現在の日本は、価値観が多様化しており、知識や常識、コンテクストの共有が困難になりつつあります。こうした社会は、文化としての広告にとっては危機的状況ですが、だからこそキャラクターが有効になっているという一面があります。未開社会や古代の部族社会の時代には、他者と識別するためにトーテム( 特定の集団や人物、部族や血縁に結び付けられた動物や植物などの象徴のこと)を明確化することで自分たちが社会において何者なのかを確定していました。このトーテムの役割を、こんにち、キャラクターが担っているのです。企業や自治体そのものには象徴となるような「顔」がありません。大手企業は予算があるので有名なタレントや既存のキャラクターを広告に利用することも可能ですが、問題は地方の自治体です。コストをかけずに自分たちをブランド化する手法は何かと模索する中でたどり着いたのが、ゆるキャラでした。

さらにキャラクターが優れているのは、あらゆる年代、階層の人々が、それらが発している感情やメッセージを瞬時に理解できる点です。それまで、自治体は地域の特産品や名所を言語で発信していましたが、ゆるキャラに特産品がデザインされていれば、説明せずに瞬時に伝達することができます。言語よりも非言語的なコミュニケーションのほうが伝達速度が早く、現代の社会では、より重要視されます。

 日本はもとより、大人と子どもの境界が、欧米に比較すると曖昧です。かつて日本を訪れた外国人が、大人が子どもと共に親密に遊んでいる様子を見て、驚いたと言います。この文化的な伝統により、子どもだけでなく、大人でもキャラクターグッズを持つことに寛容な価値観ができあがり、日本のキャラクター人気の要因の一つとなっているのです。

課題解決のために使いこなせる〈広告知〉を伝えたい

私は、授業を通じて、広告にまつわる知識・知恵・知能・知性、すなわち〈広告知〉というものを学生に伝えたいと考えています。知というものは、ただ理解するだけではなく、課題解決のために有効に使いこなさなければ意味がないというのが私の考え方です。理論と実践をつなぐ知識、いわば実社会で使いこなせるメタ知識を学ぶことが、社会に出てからの企画力、プレゼンテーション力などにつながります。そして、競争社会の中で自分のキャリアを積み上げながら結果を残していくためには、自己をブランド化、キャラクター化して「私はこういう人間です」ということをメッセージする必要があります。
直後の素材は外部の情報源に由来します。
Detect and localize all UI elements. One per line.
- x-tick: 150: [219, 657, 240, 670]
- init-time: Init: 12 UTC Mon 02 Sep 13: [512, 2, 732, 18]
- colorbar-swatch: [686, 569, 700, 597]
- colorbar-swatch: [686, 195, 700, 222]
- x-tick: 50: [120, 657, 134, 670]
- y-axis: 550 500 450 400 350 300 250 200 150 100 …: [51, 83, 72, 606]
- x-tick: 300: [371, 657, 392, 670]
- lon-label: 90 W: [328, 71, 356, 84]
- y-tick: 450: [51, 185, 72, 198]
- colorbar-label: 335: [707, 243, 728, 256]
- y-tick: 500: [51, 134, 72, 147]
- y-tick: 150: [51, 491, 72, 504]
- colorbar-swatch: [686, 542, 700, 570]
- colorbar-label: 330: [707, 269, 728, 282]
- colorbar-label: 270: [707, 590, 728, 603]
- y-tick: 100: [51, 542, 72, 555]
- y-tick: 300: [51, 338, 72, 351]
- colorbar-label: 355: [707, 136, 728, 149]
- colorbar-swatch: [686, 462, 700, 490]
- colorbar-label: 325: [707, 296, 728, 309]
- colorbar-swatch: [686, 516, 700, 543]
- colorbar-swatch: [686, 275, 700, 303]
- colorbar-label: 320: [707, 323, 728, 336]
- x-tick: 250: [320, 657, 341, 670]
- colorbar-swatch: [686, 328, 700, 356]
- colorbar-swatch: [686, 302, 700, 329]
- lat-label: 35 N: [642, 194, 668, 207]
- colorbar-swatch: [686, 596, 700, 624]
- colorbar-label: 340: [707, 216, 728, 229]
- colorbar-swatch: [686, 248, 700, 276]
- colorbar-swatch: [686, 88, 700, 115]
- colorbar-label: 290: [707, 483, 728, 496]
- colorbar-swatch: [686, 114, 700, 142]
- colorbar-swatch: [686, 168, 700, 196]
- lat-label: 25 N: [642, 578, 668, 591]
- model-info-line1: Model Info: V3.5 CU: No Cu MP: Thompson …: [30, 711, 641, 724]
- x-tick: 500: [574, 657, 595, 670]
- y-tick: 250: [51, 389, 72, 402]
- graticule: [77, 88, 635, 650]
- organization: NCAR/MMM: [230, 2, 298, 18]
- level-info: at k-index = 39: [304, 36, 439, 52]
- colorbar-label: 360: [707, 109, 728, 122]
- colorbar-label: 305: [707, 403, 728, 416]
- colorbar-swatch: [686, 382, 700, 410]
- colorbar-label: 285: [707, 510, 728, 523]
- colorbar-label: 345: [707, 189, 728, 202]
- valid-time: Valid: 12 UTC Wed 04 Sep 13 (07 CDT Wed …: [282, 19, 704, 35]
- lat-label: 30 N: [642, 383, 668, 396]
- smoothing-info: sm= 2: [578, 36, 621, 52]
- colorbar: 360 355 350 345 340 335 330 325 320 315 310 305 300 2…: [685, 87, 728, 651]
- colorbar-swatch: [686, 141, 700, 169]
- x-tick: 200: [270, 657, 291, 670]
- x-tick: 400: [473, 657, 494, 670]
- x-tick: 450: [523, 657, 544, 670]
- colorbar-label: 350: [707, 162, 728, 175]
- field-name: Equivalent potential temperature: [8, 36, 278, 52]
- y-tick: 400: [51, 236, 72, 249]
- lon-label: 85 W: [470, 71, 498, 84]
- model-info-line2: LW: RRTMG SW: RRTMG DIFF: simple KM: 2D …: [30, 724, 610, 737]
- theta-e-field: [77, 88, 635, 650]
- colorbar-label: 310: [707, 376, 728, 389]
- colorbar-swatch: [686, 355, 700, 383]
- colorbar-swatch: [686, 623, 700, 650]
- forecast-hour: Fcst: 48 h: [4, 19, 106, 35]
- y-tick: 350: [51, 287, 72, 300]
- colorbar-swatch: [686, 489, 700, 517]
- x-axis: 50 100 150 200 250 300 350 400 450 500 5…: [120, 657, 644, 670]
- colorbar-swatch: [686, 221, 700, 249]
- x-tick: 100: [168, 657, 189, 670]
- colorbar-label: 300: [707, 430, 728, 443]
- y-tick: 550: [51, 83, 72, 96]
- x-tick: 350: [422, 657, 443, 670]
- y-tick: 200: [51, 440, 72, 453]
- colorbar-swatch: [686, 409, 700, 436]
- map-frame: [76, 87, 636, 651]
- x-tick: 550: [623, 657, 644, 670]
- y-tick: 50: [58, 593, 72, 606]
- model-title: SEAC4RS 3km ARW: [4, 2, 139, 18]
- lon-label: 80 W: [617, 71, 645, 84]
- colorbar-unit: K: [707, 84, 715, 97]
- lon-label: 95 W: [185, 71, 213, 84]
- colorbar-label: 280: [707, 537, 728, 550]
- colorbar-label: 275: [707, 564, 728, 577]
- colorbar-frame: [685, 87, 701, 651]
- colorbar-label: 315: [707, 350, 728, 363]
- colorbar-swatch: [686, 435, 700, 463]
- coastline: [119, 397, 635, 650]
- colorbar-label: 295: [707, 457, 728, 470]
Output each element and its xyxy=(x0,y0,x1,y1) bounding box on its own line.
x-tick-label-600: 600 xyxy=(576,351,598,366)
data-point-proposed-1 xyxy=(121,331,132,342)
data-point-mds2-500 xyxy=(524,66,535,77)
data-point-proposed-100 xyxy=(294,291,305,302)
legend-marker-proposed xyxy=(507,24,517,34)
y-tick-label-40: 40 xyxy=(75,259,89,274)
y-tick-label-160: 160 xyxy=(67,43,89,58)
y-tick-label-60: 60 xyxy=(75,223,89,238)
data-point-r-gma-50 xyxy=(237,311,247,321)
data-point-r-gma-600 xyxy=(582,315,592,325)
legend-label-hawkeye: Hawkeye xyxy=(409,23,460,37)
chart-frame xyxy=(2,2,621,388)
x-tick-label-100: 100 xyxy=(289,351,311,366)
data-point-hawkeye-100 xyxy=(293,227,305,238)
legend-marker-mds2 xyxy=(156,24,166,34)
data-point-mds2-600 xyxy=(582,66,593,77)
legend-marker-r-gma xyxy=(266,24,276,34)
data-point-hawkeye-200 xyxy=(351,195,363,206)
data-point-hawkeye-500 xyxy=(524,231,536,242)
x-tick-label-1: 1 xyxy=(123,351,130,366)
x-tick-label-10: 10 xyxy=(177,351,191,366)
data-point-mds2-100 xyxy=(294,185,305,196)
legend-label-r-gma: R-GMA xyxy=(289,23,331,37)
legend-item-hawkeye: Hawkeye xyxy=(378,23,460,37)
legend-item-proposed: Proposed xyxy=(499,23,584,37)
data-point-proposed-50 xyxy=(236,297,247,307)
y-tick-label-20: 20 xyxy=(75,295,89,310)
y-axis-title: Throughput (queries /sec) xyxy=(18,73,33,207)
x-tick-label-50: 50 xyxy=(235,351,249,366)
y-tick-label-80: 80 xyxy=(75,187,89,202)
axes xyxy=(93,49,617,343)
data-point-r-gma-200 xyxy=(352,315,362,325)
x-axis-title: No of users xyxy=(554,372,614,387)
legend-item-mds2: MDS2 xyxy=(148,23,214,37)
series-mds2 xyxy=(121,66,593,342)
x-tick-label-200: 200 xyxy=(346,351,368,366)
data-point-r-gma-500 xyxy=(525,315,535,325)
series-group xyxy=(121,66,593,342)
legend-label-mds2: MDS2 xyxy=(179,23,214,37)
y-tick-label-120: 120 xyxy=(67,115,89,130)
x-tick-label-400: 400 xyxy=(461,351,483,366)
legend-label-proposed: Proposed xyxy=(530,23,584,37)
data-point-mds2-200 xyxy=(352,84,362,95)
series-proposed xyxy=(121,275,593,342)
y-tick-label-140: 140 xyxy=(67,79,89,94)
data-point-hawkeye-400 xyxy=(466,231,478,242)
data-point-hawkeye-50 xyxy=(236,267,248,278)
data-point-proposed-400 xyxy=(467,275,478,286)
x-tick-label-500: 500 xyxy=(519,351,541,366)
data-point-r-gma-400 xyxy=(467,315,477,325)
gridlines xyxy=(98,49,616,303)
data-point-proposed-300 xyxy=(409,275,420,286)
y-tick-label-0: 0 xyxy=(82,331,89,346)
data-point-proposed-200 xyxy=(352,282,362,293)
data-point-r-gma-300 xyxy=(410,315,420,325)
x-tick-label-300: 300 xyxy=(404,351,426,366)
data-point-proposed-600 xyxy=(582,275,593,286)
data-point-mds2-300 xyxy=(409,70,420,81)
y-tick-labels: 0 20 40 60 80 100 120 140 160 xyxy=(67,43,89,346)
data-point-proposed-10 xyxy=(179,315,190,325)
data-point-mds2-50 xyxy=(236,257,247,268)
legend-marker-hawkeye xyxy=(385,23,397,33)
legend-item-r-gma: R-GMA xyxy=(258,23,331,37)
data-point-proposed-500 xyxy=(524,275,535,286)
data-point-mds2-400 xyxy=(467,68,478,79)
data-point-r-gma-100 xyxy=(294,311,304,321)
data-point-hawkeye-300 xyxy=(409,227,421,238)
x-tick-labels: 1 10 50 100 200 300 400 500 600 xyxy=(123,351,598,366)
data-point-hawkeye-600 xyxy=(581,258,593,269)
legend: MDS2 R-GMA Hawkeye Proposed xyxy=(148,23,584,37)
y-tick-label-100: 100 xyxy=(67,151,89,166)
 これからの日本人は、もっとしたたかにならなければなりません。表面はゆるキャラ。しかし、裏側ではしっかりモードチェンジをして、欧米のコードやルールを熟知した上で我が道を行くのが理想的ではないでしょうか。広告の世界には、そのための多くのヒントが隠されているのです。

社会学部メディア社会学科 青木 貞茂教授(あおきさだしげ)教授
1956年長野生まれ。1979年立教大学経済学部卒業後、広告会社勤務のかたわら法政大学非常勤講師、早稲田大学大学院商学研究科客員助教授、東京大学大学院情報学環非常勤講師、同志社大学社会学部教授などを歴任。2013年4月より現職。日本広告学会理事。専門は、広告論、ブランド論。著書に『文脈 創造のマーケティング』( 日本経済新聞社)『文化の力』(NTT出版)『キャラクター・パワー』(NHK出版新書)など。